Toke

TOKE

Background

During the 2019-2020 school year, as the project in Filakit Geragera, Ethiopia, was coming to an end, students started looking for a new community to partner with. Walter Eshenaur, one of the team’s professional mentors, approached the students with an opportunity to work in Toke, Ethiopia. The community has a water distribution system that was initially designed and built thirty years ago by Walter Eshenaur for a population of 3,000. Since then the population size has more than doubled and the system no longer provides the community with enough water. In 2011, there was an attempt by the regional government to fix the system by developing a new water source, since then this system has malfunctioned.

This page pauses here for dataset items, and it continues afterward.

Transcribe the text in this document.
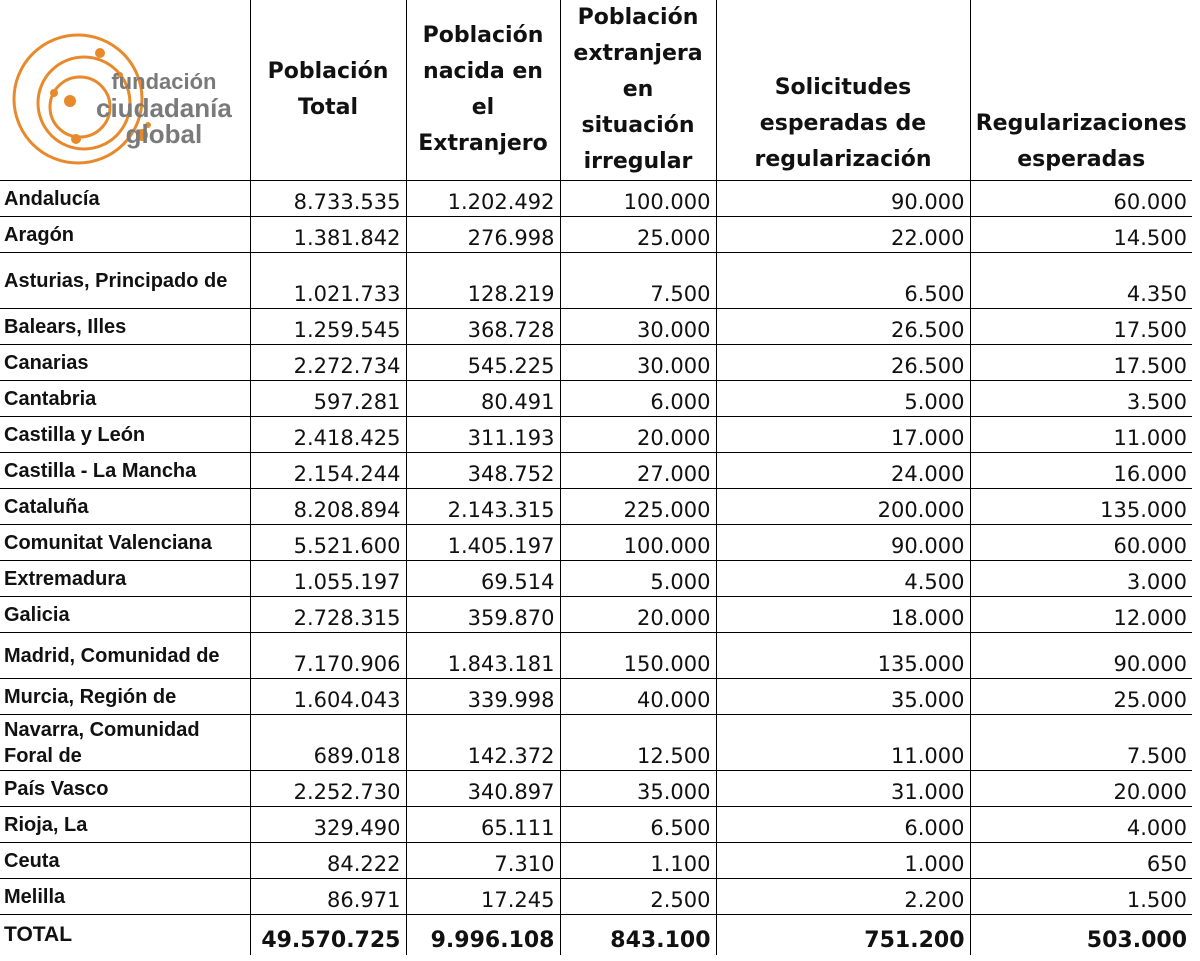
fundación
ciudadanía
global	Población Total	Población nacida en el Extranjero	Población extranjera en situación irregular	Solicitudes esperadas de regularización	Regularizaciones esperadas
Andalucía	8.733.535	1.202.492	100.000	90.000	60.000
Aragón	1.381.842	276.998	25.000	22.000	14.500
Asturias, Principado de	1.021.733	128.219	7.500	6.500	4.350
Balears, Illes	1.259.545	368.728	30.000	26.500	17.500
Canarias	2.272.734	545.225	30.000	26.500	17.500
Cantabria	597.281	80.491	6.000	5.000	3.500
Castilla y León	2.418.425	311.193	20.000	17.000	11.000
Castilla - La Mancha	2.154.244	348.752	27.000	24.000	16.000
Cataluña	8.208.894	2.143.315	225.000	200.000	135.000
Comunitat Valenciana	5.521.600	1.405.197	100.000	90.000	60.000
Extremadura	1.055.197	69.514	5.000	4.500	3.000
Galicia	2.728.315	359.870	20.000	18.000	12.000
Madrid, Comunidad de	7.170.906	1.843.181	150.000	135.000	90.000
Murcia, Región de	1.604.043	339.998	40.000	35.000	25.000
Navarra, Comunidad Foral de	689.018	142.372	12.500	11.000	7.500
País Vasco	2.252.730	340.897	35.000	31.000	20.000
Rioja, La	329.490	65.111	6.500	6.000	4.000
Ceuta	84.222	7.310	1.100	1.000	650
Melilla	86.971	17.245	2.500	2.200	1.500
TOTAL	49.570.725	9.996.108	843.100	751.200	503.000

The current system has two water sources located in the outlying community. The original source starting at a spring and the second being a borehole added from the 2011 government attempt. The two water sources lead to a reservoir built during the initial implementation, located in the community. From there the system has a series of underground piping connecting the reservoir to thirteen tap stands spread out around the community. 

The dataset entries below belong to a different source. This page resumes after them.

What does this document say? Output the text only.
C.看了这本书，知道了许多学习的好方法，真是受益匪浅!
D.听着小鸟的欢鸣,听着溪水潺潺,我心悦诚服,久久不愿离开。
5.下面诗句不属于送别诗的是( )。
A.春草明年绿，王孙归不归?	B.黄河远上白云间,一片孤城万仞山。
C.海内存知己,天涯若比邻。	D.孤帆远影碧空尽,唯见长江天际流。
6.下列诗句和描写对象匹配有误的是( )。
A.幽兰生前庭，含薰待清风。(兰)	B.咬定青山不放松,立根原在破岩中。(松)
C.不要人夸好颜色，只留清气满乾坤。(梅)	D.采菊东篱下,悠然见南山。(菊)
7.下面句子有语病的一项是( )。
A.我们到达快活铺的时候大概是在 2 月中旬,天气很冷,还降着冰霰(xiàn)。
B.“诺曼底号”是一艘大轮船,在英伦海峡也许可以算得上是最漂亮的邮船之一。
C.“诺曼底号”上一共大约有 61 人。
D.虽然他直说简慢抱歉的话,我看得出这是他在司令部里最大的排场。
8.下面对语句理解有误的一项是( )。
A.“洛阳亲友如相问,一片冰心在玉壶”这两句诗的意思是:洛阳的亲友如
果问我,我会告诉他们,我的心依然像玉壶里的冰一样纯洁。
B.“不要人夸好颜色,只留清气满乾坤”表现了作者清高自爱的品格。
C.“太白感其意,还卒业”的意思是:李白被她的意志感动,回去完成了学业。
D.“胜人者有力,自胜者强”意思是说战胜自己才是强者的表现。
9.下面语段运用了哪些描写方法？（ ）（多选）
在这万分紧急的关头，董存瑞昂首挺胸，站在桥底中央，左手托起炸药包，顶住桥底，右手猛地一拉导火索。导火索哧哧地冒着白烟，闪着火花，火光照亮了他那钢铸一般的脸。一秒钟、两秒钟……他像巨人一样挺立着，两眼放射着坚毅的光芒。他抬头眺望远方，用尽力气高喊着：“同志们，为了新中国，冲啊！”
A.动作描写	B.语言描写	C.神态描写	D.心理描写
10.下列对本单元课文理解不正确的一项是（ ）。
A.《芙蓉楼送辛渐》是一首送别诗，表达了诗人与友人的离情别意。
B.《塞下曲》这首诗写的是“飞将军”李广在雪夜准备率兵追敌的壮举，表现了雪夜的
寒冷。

During the 2020-21 school year, students are starting the assessment phase of this new project, making plans for an assessment travel trip in May 2021. During this trip, students will work on developing a relationship with the community and the NGO, while learning more about the current water sources and the distribution system. Before this initial travel trip, the team is partnering with a third party organization, the Afro Ethiopia Integrated Development (AEID) to conduct a topographic survey of the current system to get a better understanding of what it looks like before traveling. Alternative analysis and initial designs will then take place following the assessment trip during the 2021-22 school year followed with an implementation trip in May 2022. The team is expecting to continue developing designs, possibly expanding the system, through the 2022-23 school year.

NGO Collaboration

EWB-USA UMN has been successful at developing an initial relationship with the Toke community by regularly communicating with the community leaders and water committee via email, Zoom calls, and WhatsApp. This relationship has been made possible through a partnership with the Berhane Wongel Church Development Organization (BWCDO), the NGO for this project which is based in Addis. BWCDO is the development arm of the larger Berhane Wongel Church organization.